Birçok araştırmacı başarısızlığa inanıyorPortekiz'in Napolyon Savaşları sırasında Fransa'nın kolonisi olduğu versiyonları. Büyük olasılıkla, vassal cumhuriyetlerden biriydi. 19. yüzyılın sonunda Portekiz, Berlin'deki sömürge imparatorlukları konferansında sunulan Mozambik ve Angola'nın birleştirilmesi için özel bir plan geliştirerek mülklerinin kalıntılarını kurtarmaya çalıştı. Ancak 1890'da Büyük Britanya'nın muhalefet ve ültimatomuyla karşılaşarak başarısız oldu.
Geçen yüzyılın başında ve ortasında uzun bir süresadece Yeşil Burun Adaları (Yeşil Burun Adaları), Hint Diu, Daman ve Goa, Çin Makao, Mozambik, Gine Bissau, Angola, Principe, Sao Tome ve Doğu Timor
Ülkede faşist rejim kuruldudiktatörler Caetano ve Salazar, o zamana kadar diğer Avrupa imparatorluklarının mallarını süpüren sömürgecilik sürecine de katkıda bulunmadı. Bununla birlikte, işgal altındaki bölgelerde, topraklarının bağımsızlığı için savaşan sol kanat isyancı örgütleri hala faaliyet gösteriyordu. Merkezi hükümet buna sürekli terör ve özel olarak tasarlanmış cezai askeri operasyonlarla karşılık verdi.

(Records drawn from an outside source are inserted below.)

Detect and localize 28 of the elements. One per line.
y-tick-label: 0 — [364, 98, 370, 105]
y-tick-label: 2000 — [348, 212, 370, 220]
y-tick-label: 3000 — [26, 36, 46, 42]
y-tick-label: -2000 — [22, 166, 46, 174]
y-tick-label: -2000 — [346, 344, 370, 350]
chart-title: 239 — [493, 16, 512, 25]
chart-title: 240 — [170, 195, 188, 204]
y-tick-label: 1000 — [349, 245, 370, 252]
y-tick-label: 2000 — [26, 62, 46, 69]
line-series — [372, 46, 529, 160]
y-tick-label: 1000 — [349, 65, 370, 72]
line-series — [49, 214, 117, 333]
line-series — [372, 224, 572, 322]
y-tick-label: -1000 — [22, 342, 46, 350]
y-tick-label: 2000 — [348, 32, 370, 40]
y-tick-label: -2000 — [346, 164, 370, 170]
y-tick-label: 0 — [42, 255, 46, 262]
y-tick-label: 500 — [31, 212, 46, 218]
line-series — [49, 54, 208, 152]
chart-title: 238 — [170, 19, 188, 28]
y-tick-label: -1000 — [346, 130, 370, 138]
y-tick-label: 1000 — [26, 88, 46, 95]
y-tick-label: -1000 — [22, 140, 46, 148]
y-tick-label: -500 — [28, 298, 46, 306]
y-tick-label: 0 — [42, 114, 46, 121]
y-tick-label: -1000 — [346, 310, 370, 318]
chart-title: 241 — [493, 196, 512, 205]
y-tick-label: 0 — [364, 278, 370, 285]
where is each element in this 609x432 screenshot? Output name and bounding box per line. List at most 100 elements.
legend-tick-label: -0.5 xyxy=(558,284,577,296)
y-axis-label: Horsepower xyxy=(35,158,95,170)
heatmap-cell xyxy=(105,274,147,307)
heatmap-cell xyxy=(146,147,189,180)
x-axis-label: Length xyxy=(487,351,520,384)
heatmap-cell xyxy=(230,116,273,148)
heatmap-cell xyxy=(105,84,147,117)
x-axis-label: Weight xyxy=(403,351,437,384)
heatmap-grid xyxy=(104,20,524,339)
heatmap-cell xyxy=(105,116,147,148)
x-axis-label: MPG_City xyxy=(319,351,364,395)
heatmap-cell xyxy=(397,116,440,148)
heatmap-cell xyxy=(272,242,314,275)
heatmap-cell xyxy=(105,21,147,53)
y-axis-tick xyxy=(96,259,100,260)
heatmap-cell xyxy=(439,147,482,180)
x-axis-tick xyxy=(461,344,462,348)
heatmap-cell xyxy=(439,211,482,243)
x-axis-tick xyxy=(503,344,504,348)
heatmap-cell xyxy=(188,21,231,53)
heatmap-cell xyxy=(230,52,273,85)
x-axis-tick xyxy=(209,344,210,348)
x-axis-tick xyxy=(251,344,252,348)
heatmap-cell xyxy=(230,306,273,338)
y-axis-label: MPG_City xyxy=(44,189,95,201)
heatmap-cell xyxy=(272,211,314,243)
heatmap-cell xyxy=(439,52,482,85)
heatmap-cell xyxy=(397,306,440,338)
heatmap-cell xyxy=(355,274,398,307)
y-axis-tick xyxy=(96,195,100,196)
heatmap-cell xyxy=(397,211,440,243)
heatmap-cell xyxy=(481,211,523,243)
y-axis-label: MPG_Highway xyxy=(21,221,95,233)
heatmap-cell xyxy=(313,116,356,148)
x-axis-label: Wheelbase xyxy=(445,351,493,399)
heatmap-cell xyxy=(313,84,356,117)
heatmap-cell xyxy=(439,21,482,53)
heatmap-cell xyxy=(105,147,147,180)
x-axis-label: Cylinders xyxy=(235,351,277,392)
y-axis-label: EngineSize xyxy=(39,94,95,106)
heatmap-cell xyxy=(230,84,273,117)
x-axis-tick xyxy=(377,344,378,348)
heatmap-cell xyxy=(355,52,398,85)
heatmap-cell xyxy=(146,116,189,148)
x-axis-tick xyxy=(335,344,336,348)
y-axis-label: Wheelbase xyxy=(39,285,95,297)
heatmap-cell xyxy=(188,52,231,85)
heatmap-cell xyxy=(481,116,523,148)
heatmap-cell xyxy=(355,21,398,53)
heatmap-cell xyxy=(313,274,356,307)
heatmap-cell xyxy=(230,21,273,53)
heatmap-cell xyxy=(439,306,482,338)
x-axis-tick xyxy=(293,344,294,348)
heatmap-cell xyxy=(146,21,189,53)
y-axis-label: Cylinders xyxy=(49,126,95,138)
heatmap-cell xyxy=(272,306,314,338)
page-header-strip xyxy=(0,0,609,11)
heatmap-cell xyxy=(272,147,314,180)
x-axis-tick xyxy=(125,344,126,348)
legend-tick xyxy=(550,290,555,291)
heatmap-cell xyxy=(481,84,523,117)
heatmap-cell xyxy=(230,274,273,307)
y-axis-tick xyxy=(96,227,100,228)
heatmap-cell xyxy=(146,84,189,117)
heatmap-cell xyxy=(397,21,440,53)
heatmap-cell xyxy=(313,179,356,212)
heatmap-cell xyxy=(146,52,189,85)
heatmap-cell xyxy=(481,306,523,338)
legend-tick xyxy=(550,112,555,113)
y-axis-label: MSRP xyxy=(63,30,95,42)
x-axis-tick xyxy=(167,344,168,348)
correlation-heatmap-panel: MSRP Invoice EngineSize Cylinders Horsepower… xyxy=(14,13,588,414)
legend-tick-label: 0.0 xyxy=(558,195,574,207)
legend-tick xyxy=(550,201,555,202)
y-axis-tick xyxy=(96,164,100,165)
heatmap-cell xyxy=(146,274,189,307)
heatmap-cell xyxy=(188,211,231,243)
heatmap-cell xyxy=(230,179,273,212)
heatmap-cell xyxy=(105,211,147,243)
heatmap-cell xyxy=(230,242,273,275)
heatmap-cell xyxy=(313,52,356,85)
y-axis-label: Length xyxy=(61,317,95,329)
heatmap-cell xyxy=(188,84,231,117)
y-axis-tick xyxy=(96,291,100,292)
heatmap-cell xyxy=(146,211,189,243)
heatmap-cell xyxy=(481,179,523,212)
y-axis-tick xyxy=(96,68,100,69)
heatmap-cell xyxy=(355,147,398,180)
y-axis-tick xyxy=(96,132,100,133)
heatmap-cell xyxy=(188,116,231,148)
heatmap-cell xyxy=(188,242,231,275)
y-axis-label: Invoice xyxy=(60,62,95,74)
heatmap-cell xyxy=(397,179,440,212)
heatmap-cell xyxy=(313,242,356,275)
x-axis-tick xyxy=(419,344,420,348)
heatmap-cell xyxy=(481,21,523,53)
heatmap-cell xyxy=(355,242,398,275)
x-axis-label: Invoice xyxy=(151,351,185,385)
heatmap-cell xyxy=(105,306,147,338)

Sömürge imparatorluğu olarak Portekiz kayboldusadece ülkede demokratik ilkelerin kabul edildiği 1975 yılında. 1999'da BM, Karanfil Devrimi sözde gerçekleştikten sonra, denizaşırı toprakların - Doğu Timor'un kaybını resmen kaydetti. Aynı yıl, Çin'deki eski Portekiz kolonisi Makao (Makao) iade edildi. Şimdi geriye kalan tek denizaşırı bölgeler, ülkenin özerk varlıkları olan parçası olan Azorlar ve Madeira'dır.